|Namesake||A tree of China, Japan, and North America|
|Builder||Commercial Iron Works, Portland, Oregon|
|Laid down||as YN-5, date unknown|
|Launched||22 February 1941|
|Sponsored by||Mrs. E. B. Colton|
|Commissioned||22 May 1942 as USS Catalpa (YN-5) at Alameda, California|
|Recommissioned||7 August 1950|
|Decommissioned||21 October 1946, at Astoria, Oregon; 7 October 1955, at New London, Connecticut|
|In service||as Catalpa (YN-5), date unknown|
|Reclassified||AN-10, 20 January 1944|
|two battle stars for World War II service|
|Type||Aloe-class net laying ship|
|Complement||44 officers and enlisted|
|Armament||one single 3 in (76 mm) gun mount, three 20 mm guns, one y-gun|
The second ship to be so named by the Navy, Catalpa (YN-5) was launched 22 February 1941 by Commercial Iron Works, Portland, Oregon; sponsored by Mrs. E. B. Colton; and on 20 June 1941 placed in service for duty in the 12th Naval District. She was commissioned 22 May 1942 at Alameda, California.

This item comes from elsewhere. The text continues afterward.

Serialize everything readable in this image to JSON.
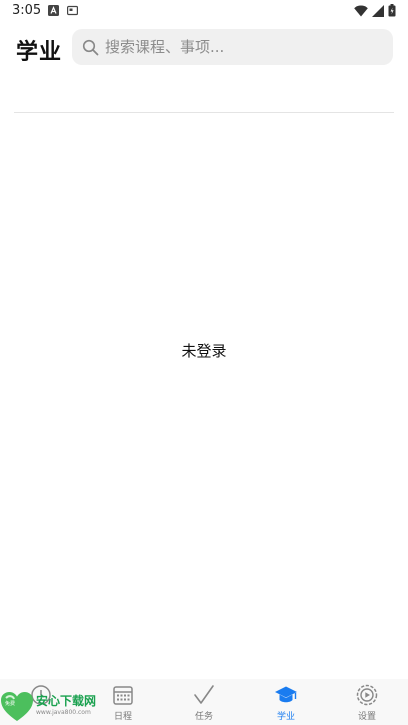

After loading equipment at the Net Depot at Tiburon, California, Catalpa sailed 24 May 1942 for the Fiji Islands, arriving 14 June. At Nandi, Suva, and during October and November 1942 at Funafuti in the Ellice Islands, Catalpa laid and cared for harbor entrance nets, protecting important South Pacific Ocean bases. Early in 1944, she sailed to Dunedin, New Zealand, for overhaul, during which on 20 January she was redesignated AN-10.
Catalpa arrived at Cape Torokina, Bougainville, 20 February 1944 to carry out varied duties in the Solomon Islands through the spring and summer. In addition to tending nets, she laid mooring buoys, offered towing and salvage services, and provided divers for the services essential to the maintenance of fleet anchorages.
Early in September, she joined forces at Guadalcanal staging for the invasion of the Palau Islands, a vital preparation for the return to the Philippines. With the assault forces, she arrived off Peleliu on 15 September, and after standing by as the first troops smashed ashore, sailed on to mine-infested Kossol Passage to begin the work of preparing what would become a major fleet anchorage. Net and salvage operations in the Palaus were Catalpa's contribution to the continuing operations there and in the Philippines until 28 February 1945 when she got underway for Ulithi and Eniwetok.
She operated in the Marshall Islands until 30 June when she cleared for duty in the Eleventh Naval District from San Pedro, California. On 23 July 1946 she sailed for Astoria, Oregon, where she was decommissioned and placed in reserve 21 October 1946.
With the buildup of the fleet brought into effect upon the outbreak of hostilities in Korea, Catalpa was re-commissioned 7 August 1950 and reported to the net depot in San Francisco Bay for training and local duty.
On 1 February 1952, she sailed from San Diego, California, for the Far East, and through 1954 installed and tended nets in Tokyo Bay, except for a period in the fall of 1953 when she carried out similar duties at Guam.
On 23 January 1955 she cleared for New London, Connecticut, where she arrived 4 May. She was placed out of commission in reserve there 7 October 1955.
Catalpa received two battle stars for World War II service.